The university professor called for the tests to be submitted. The students filed out, leaving their booklets on his desk. Soon, only one student remained, hand flying across the page, writing furiously. Moments later, he went to submit his test.
The professor started to refuse him. Attempting to plead his case, the student asked the professor a question.
Do you know my name?
Agape, the professor was silent. Known by identification numbers rather than by names, the professor didn’t know any of his students. Puzzled, he responded honestly.

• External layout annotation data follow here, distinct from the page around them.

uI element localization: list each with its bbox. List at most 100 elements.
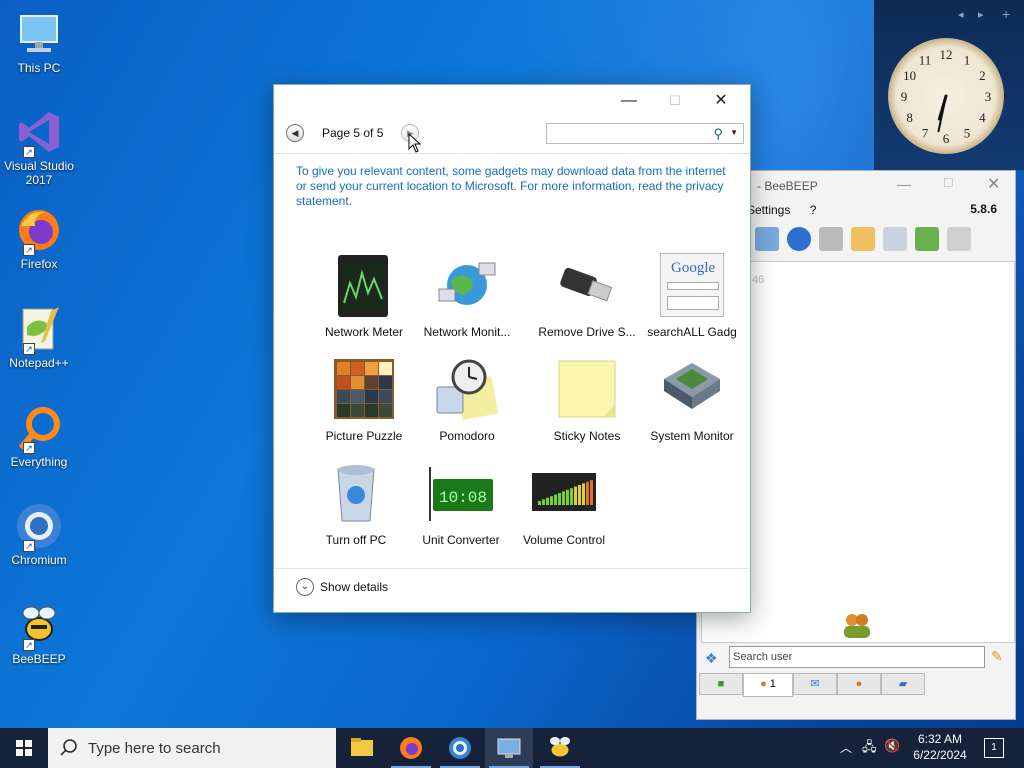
puzzle-tile (337, 376, 350, 389)
desktop-icon-label: BeeBEEP (12, 652, 66, 666)
previous-icon[interactable]: ◂ (958, 8, 964, 21)
desktop-icon-visual-studio[interactable]: ↗ Visual Studio 2017 (4, 108, 74, 187)
volume-bar (554, 494, 557, 505)
start-button[interactable] (0, 728, 48, 768)
gadget-system-monitor[interactable]: System Monitor (642, 357, 742, 443)
minimize-button[interactable]: — (897, 176, 911, 192)
download-icon[interactable] (915, 227, 939, 251)
gadget-network-meter[interactable]: Network Meter (314, 253, 414, 339)
gadget-network-monitor[interactable]: Network Monit... (417, 253, 517, 339)
gadget-search-input[interactable]: ⚲ ▼ (546, 123, 744, 144)
gadget-unit-converter[interactable]: 10:08 Unit Converter (411, 461, 511, 547)
edit-profile-icon[interactable] (755, 227, 779, 251)
pomodoro-icon (435, 357, 499, 421)
version-label: 5.8.6 (970, 202, 997, 216)
volume-bar (590, 480, 593, 505)
chevron-down-icon[interactable]: ▼ (730, 128, 738, 137)
menu-settings[interactable]: Settings (747, 203, 790, 217)
desktop-icon-chromium[interactable]: ↗ Chromium (4, 502, 74, 567)
next-icon[interactable]: ▸ (978, 8, 984, 21)
volume-muted-icon[interactable]: 🔇 (884, 738, 900, 768)
volume-bar (582, 483, 585, 505)
chevron-up-icon[interactable]: ︿ (840, 739, 852, 768)
write-icon[interactable] (851, 227, 875, 251)
clock-number: 8 (906, 110, 913, 125)
gadget-turn-off-pc[interactable]: Turn off PC (306, 461, 406, 547)
desktop-icon-firefox[interactable]: ↗ Firefox (4, 206, 74, 271)
firefox-icon (400, 737, 422, 759)
previous-page-button[interactable]: ◀ (286, 124, 304, 142)
minimize-button[interactable]: — (606, 87, 652, 115)
tab-chats[interactable]: ✉ (793, 673, 837, 695)
taskbar: Type here to search ︿ 🖧 🔇 6:32 AM 6/22/2… (0, 728, 1024, 768)
mouse-cursor-icon (408, 133, 422, 153)
shortcut-arrow-icon: ↗ (23, 146, 35, 158)
clock-number: 11 (919, 53, 932, 68)
network-meter-icon (332, 253, 396, 317)
gadget-label: searchALL Gadg (647, 325, 737, 339)
gadget-pomodoro[interactable]: Pomodoro (417, 357, 517, 443)
gadget-volume-control[interactable]: Volume Control (514, 461, 614, 547)
taskbar-gadgets[interactable] (485, 728, 533, 768)
gadget-sticky-notes[interactable]: Sticky Notes (537, 357, 637, 443)
gadget-label: Network Monit... (423, 325, 511, 339)
shortcut-arrow-icon: ↗ (23, 442, 35, 454)
tab-users[interactable]: ● 1 (743, 673, 793, 697)
network-icon[interactable]: 🖧 (862, 738, 877, 768)
network-monitor-icon (435, 253, 499, 317)
gadget-searchall[interactable]: Google searchALL Gadg (642, 253, 742, 339)
gadget-remove-drive[interactable]: Remove Drive S... (537, 253, 637, 339)
notification-center-icon[interactable]: 1 (984, 738, 1004, 758)
tools-icon[interactable] (883, 227, 907, 251)
visual-studio-icon: ↗ (15, 108, 63, 158)
desktop-icon-everything[interactable]: ↗ Everything (4, 404, 74, 469)
volume-bar (562, 491, 565, 505)
search-icon[interactable]: ⚲ (713, 126, 723, 142)
window-title: - BeeBEEP (757, 179, 818, 193)
puzzle-tile (365, 390, 378, 403)
clock-number: 12 (940, 47, 953, 62)
menu-help[interactable]: ? (810, 203, 817, 217)
desktop-icon-notepad-plus-plus[interactable]: ↗ Notepad++ (4, 305, 74, 370)
clock-gadget[interactable]: 12 1 2 3 4 5 6 7 8 9 10 11 (888, 38, 1004, 154)
add-gadget-icon[interactable]: + (1002, 6, 1010, 22)
tab-groups[interactable]: ● (837, 673, 881, 695)
google-search-icon: Google (660, 253, 724, 317)
close-button[interactable]: ✕ (698, 87, 744, 115)
desktop-icon-this-pc[interactable]: This PC (4, 10, 74, 75)
gadget-gallery-window[interactable]: — ☐ ✕ ◀ Page 5 of 5 ▶ ⚲ ▼ To give you re… (273, 84, 751, 613)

Silently, the student slid his booklet into the middle of the stack, sandwiching it between the others from fellow nameless classmates. The professor wouldn’t know who to fail because he didn’t really know his students.
The new testament opens with the lineage of Jesus, from Abraham to David to the captivity in Babylon to the birth of Jesus. Perhaps you’ve read—or skipped—this portion of scripture. The part that is referred to as ‘the begats’.
While the ancestry lists mostly male relatives, some women are also listed by name except one. She is listed in many translations as the wife of Uriah, rather than Bathsheba.
Though Bathsheba’s name may be missing from scripture, she is not missed by God. He knows exactly who she is. To God, she is not just Solomon’s mother, David’s wife, or Uriah’s widow.
There are times in life when we’re overlooked. Whether by omission or oversight, it stings when those who should know us, who should recognize us, don’t. Being regarded as unknown causes us to question our identity and our purpose.
God doesn’t waste anything. God was intentional when He created Bathsheba, just as He was intentional when He created you and me.